大型语言模型(LLMs)在自然语言理解和生成任务中表现出了卓越的表现。然而,他们生成 counterfactuals 的能力,可以用于数据增强等领域,仍然未被充分探索。本研究旨在研究LLMs的 counterfactual generation 能力以及影响 this 能力的分析因素。首先,我们通过为小型语言模型(SLMs)在不同任务中进行数据增强实验,评估了LLMs在 counterfactual 生成方面的效能。虽然在各种环境下LLMs 表现出良好的增强效果,但由于自身的限制和缺乏逻辑指导,无法生成符合常识的 counterfactuals。其次,我们的分析揭示了提供准确任务定义和详细步骤指示对LLMs生成 counterfactuals 的关键作用。有趣的是,我们还发现,即使提供不合理的演示,LLMs 仍然能够生成合理的 counterfactuals,这表明演示的主要作用是规范输出格式。本研究提供了对LLMs counterfactual generation 能力的全面认识,并提供了一个利用LLMs进行数据增强以增强小语言模型的新视角。
https://arxiv.org/abs/2305.14791
Self-supervised learning (SSL) is the latest breakthrough in speech processing, especially for label-scarce downstream tasks by leveraging massive unlabeled audio data. The noise robustness of the SSL is one of the important challenges to expanding its application. We can use speech enhancement (SE) to tackle this issue. However, the mismatch between the SE model and SSL models potentially limits its effect. In this work, we propose a new SE training criterion that minimizes the distance between clean and enhanced signals in the feature representation of the SSL model to alleviate the mismatch. We expect that the loss in the SSL domain could guide SE training to preserve or enhance various levels of characteristics of the speech signals that may be required for high-level downstream tasks. Experiments show that our proposal improves the performance of an SE and SSL pipeline on five downstream tasks with noisy input while maintaining the SE performance.
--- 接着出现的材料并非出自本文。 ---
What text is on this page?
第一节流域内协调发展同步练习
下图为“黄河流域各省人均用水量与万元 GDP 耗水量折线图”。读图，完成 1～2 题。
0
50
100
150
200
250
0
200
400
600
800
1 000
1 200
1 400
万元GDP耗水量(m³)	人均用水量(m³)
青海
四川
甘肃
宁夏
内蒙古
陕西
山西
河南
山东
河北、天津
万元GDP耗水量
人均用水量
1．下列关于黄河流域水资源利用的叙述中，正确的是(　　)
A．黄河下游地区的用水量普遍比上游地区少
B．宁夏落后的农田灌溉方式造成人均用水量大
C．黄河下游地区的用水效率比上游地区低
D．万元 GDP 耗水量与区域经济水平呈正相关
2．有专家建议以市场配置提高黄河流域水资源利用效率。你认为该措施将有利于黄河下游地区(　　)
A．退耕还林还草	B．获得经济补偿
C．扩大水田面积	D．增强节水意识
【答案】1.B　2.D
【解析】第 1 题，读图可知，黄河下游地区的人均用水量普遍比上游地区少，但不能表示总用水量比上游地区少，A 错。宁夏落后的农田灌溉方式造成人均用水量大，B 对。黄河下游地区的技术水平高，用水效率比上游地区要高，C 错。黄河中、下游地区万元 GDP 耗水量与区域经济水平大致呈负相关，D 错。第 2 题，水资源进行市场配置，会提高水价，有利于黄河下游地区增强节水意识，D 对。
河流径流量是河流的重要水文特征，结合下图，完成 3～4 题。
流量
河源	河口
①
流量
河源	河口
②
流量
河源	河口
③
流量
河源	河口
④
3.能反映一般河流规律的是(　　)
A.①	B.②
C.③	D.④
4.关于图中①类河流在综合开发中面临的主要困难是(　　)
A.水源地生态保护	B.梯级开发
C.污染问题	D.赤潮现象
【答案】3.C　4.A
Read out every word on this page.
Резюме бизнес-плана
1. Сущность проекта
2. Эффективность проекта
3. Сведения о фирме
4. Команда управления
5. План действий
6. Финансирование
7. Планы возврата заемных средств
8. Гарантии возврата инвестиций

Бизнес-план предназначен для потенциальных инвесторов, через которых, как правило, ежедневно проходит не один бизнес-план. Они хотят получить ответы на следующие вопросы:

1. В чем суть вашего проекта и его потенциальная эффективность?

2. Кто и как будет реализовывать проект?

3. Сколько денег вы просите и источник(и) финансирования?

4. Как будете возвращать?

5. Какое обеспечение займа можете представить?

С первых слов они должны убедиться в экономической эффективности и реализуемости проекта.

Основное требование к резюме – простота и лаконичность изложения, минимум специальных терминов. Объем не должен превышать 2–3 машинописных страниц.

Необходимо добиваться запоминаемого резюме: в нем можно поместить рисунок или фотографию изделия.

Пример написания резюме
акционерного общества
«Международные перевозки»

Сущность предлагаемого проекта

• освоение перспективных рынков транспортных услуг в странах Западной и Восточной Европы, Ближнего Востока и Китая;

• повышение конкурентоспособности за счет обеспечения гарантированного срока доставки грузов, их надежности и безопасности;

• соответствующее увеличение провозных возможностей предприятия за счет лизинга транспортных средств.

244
自监督学习(SSL)是语音处理的最新突破,特别是通过利用大量未标记的音频数据,利用SSL模型的优势来解决缺乏标签的下游任务。SSL模型的噪声鲁棒性是扩展其应用范围的一个重要挑战。我们可以使用语音增强(SE)来解决这个问题。但是,SE模型和SSL模型之间的不匹配可能会限制其影响。在本文中,我们提出了一种新的SE训练标准,以减少SSL模型特征表示中干净和增强信号之间的距离,减轻不匹配。我们期望SSL领域的损失可以指导SE训练,以保留或增强可能对于高层次下游任务所需的语音信号的各种特征级别。实验表明,我们的提议可以提高带有噪声输入的SE和SSL管道的五项下游任务的性能,同时保持SE表现。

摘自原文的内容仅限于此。